Lisboa, 05 dez 2025 (Lusa) — O Banco de Portugal deu hoje a conhecer a versão final das orientações que, a partir de 10 de dezembro, vão regular as novas regras de venda de crédito malparado pelos bancos a entidades não financeiras.
O aviso com as novas diretrizes foi hoje publicado no Boletim Oficial do BdP, podendo ser consultado no site do regulador.
As orientações acompanham a entrada em vigor do novo Regime da Cessão e Gestão de Créditos Bancários, isto é, das regras sobre as operações em que as instituições financeiras vendem carteiras de crédito (em geral malparado) a entidades terceiras que não são entidades financeiras e que não estão autorizadas a conceder crédito.
O novo diploma, criado em setembro pelo decreto-lei n.º 103/2025, transpôs para a legislação portuguesa uma diretiva europeia que deveria ter sido colocada em prática há quase dois anos, até 29 de dezembro de 2023.
As novas regras definem quais são as condições a que um banco tem de obedecer para vender um crédito malparado a uma entidade externa (em geral, a fundos de investimento) e quais são as normas a seguir pelas empresas compradoras e pelos gestores dos créditos que são alienados.

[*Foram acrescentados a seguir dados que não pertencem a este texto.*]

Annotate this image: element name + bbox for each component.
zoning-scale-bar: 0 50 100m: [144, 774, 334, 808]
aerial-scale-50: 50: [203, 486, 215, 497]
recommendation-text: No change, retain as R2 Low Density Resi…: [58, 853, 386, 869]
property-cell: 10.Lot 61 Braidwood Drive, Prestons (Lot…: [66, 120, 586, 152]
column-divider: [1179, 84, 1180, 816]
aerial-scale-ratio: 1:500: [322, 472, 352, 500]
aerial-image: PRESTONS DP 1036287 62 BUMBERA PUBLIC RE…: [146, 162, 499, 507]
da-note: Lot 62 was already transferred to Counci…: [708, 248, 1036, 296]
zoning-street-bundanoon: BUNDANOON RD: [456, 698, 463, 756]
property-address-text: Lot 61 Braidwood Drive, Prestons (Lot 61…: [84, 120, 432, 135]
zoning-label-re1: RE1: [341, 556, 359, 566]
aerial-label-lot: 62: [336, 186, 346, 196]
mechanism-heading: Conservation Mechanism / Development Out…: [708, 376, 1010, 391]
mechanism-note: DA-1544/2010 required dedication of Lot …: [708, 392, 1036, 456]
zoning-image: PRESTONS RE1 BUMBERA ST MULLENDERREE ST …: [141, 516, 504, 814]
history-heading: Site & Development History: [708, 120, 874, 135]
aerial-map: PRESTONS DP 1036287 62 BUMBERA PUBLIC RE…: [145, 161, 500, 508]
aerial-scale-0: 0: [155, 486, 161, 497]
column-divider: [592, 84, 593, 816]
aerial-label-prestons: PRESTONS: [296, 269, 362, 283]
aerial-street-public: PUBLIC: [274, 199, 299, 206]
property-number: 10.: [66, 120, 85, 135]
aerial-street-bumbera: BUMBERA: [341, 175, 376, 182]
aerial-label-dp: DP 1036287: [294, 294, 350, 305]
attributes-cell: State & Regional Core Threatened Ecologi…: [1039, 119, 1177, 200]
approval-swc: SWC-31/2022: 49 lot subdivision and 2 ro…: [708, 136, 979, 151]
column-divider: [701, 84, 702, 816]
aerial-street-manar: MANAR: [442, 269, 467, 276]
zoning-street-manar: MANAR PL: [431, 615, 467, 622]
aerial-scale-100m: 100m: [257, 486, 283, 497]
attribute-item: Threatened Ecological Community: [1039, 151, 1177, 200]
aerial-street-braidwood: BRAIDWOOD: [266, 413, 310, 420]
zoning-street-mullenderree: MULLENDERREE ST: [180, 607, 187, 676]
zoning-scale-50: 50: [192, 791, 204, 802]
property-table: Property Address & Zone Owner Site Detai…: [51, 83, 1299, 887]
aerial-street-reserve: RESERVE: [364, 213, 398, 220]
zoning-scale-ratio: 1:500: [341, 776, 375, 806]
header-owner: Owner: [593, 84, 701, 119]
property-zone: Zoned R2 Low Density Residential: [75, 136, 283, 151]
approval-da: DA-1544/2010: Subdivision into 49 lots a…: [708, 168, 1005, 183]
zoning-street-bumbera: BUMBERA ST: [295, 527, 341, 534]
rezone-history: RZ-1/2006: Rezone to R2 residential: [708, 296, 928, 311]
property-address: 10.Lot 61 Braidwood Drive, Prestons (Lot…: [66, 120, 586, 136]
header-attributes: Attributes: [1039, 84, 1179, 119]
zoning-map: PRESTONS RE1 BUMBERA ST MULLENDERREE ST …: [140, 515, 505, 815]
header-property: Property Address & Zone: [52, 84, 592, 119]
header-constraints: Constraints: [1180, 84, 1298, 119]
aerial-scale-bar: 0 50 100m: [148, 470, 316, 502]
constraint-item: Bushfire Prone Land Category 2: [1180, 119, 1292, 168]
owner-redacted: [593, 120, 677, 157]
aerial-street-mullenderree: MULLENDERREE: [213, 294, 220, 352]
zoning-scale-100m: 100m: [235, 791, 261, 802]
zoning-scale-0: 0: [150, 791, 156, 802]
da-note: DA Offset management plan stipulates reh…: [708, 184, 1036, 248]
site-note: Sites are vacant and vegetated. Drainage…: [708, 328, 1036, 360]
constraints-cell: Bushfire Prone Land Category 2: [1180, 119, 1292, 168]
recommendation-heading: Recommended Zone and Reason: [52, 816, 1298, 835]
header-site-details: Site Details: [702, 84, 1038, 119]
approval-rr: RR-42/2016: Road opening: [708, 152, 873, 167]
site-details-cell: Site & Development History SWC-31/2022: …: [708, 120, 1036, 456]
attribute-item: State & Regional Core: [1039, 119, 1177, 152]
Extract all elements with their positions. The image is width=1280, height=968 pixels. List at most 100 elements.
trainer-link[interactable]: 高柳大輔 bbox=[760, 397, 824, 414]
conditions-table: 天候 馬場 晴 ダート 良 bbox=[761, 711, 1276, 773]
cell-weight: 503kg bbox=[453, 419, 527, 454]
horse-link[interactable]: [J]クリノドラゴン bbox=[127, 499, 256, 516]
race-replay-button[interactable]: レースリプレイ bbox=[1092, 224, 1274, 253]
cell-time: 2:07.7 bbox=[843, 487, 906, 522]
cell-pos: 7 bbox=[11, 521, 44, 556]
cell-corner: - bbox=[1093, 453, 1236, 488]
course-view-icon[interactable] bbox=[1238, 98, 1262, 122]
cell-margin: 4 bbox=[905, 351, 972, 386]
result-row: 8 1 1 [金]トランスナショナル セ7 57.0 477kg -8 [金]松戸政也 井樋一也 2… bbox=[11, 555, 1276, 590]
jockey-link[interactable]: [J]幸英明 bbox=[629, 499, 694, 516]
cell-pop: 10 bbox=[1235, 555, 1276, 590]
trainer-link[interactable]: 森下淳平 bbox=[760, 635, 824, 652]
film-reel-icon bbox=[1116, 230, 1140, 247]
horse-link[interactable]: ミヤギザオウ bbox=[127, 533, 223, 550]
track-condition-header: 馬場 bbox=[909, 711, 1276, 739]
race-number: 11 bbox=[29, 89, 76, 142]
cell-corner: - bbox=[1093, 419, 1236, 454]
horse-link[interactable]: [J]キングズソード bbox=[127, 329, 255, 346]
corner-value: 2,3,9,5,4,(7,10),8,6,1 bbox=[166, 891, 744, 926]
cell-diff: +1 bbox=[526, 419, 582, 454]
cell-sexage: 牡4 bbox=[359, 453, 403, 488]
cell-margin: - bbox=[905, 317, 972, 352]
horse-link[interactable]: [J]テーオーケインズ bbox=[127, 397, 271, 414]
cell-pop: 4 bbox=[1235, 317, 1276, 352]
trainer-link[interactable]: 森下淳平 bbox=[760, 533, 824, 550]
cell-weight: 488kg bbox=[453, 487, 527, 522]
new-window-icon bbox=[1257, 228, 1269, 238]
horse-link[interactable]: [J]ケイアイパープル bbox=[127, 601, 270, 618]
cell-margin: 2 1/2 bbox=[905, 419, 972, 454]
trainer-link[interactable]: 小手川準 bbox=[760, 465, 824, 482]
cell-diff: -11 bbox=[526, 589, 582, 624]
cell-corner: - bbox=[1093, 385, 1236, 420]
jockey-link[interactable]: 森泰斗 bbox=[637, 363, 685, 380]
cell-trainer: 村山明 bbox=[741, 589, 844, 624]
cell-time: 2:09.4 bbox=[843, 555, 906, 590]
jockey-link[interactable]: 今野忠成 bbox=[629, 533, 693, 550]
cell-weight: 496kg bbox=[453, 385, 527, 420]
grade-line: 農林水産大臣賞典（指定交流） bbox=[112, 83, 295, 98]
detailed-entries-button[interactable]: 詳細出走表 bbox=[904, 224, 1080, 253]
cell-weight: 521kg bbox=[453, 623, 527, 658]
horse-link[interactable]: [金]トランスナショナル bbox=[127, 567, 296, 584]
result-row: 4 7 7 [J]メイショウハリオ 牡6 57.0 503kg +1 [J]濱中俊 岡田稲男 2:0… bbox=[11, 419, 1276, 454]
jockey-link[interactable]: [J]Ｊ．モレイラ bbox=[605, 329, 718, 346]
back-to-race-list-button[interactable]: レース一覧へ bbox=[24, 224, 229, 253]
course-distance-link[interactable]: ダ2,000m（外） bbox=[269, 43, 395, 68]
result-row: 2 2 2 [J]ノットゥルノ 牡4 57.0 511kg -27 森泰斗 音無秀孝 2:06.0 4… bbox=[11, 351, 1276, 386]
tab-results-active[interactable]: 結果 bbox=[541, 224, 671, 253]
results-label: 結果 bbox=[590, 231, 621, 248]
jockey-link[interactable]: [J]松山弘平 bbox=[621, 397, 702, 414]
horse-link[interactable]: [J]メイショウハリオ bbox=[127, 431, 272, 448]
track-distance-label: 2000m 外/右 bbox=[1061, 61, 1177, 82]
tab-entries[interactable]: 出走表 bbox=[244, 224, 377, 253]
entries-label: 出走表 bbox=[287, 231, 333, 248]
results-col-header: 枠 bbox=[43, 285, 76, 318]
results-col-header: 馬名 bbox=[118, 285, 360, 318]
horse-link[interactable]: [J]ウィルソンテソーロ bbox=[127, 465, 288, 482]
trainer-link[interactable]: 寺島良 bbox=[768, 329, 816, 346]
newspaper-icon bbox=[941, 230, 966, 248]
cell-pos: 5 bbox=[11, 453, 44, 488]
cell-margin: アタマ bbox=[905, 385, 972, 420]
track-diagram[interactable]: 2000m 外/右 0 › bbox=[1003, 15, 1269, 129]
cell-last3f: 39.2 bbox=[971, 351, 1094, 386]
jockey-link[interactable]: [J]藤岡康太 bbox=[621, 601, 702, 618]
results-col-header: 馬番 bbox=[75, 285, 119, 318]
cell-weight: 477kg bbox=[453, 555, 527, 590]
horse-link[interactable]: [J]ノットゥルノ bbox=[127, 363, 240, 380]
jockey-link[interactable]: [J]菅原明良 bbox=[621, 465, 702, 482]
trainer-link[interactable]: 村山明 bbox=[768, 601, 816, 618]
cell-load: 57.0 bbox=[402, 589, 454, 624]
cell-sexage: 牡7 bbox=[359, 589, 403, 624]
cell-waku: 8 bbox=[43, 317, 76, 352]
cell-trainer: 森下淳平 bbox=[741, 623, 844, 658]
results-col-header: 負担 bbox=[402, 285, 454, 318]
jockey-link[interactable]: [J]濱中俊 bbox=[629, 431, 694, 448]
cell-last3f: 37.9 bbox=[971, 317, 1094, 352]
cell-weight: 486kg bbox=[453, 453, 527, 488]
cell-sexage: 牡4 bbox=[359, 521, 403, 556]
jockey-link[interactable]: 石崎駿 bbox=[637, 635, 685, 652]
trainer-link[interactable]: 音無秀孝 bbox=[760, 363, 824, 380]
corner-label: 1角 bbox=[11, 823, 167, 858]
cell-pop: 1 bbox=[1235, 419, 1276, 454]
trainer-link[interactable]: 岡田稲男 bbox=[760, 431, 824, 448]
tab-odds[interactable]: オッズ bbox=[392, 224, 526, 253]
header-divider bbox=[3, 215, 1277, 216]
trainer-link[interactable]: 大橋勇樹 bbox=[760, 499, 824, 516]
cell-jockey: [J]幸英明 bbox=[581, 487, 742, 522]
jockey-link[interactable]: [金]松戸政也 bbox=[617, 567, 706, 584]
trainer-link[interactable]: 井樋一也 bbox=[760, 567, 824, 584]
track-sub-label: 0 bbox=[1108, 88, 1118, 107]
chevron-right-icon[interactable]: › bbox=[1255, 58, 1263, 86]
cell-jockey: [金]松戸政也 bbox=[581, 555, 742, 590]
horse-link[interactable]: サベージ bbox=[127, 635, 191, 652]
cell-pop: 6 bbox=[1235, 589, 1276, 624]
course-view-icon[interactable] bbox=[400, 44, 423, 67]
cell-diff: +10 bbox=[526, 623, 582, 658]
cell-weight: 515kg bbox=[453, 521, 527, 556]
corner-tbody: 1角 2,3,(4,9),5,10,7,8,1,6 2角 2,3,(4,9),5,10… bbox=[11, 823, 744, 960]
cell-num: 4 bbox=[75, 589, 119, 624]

Uma vez que os gestores, para exercerem a atividade, têm de estar registados no Banco de Portugal e passam a ser alvo de fiscalização pelo banco central, o aviso do regulador define quais são os procedimentos a seguir pelos requerentes para pedirem essa autorização.
O texto com as diretrizes divulga o modelo de formulário digital a utilizar e os documentos que os gestores devem submeter para instruir os pedidos junto do BdP.
Do aviso faz igualmente parte informação sobre quais são os elementos a remeter ao BdP pelos gestores de créditos autorizados em Portugal que pretendam exercer as atividades de gestão noutro Estado-Membro da União Europeia.
O texto define ainda quais são os elementos que devem constar do registo público dos gestores dos créditos e qual é o conteúdo das comunicações a enviar pelos gestores se subcontratar atividades de gestão de créditos.
As orientações foram finalizadas pelo BdP depois de o projeto de aviso ter estado em consulta pública entre 17 de setembro e 29 de outubro.
A diretiva na qual se baseia o novo regime das cessões de crédito é de 24 de novembro de 2021. O texto europeu obrigava os países europeus a transporem as novas regras para as legislações nacionais até 29 de dezembro de 2023. No entanto, como Portugal só agora está na fase final do processo legislativo, o Estado português enfrenta um processo de infração aberto pela Comissão Europeia.
Nos últimos anos, incluindo posteriormente à data-limite em que Portugal deveria ter colocado em prática a diretiva, os bancos venderam alguns empréstimos à habitação sem permitir que os proprietários exercessem o chamado “direito de retoma” do contrato (saldar a dívida em atraso, pagar os juros e regressar ao pagamento das prestações).
Com isso, os clientes ficaram impedidos de retomar o crédito, porque, a partir do momento da cessão (da venda), o empréstimo deixou de ser abrangido pelo regime legal que regula os empréstimos à habitação e, consequentemente, os clientes deixaram de poder exercer a retoma prevista na lei, ficando numa situação de maior desproteção e em risco de perder as suas habitações.
Em dois acórdãos semelhantes, um de outubro de 2024 e outro de maio de 2025, o Supremo Tribunal de Justiça (STJ) anulou a venda de duas cessões de crédito por ver “fraude à lei” nas operações realizadas pelo Santander Totta e pelo BPI, por excluírem os clientes daquela proteção legal.
No início de setembro, a Lusa publicou uma reportagem sobre a venda de crédito malparado, altura em que o Banco de Portugal disse à Lusa desconhecer quanto é que os bancos sob a sua alçada de supervisão venderam em empréstimos à habitação desde 2017.
O ano de 2017 é o momento a partir do qual a associação de defesa do consumidor Deco diz terem sido mais visíveis as consequências destas operações.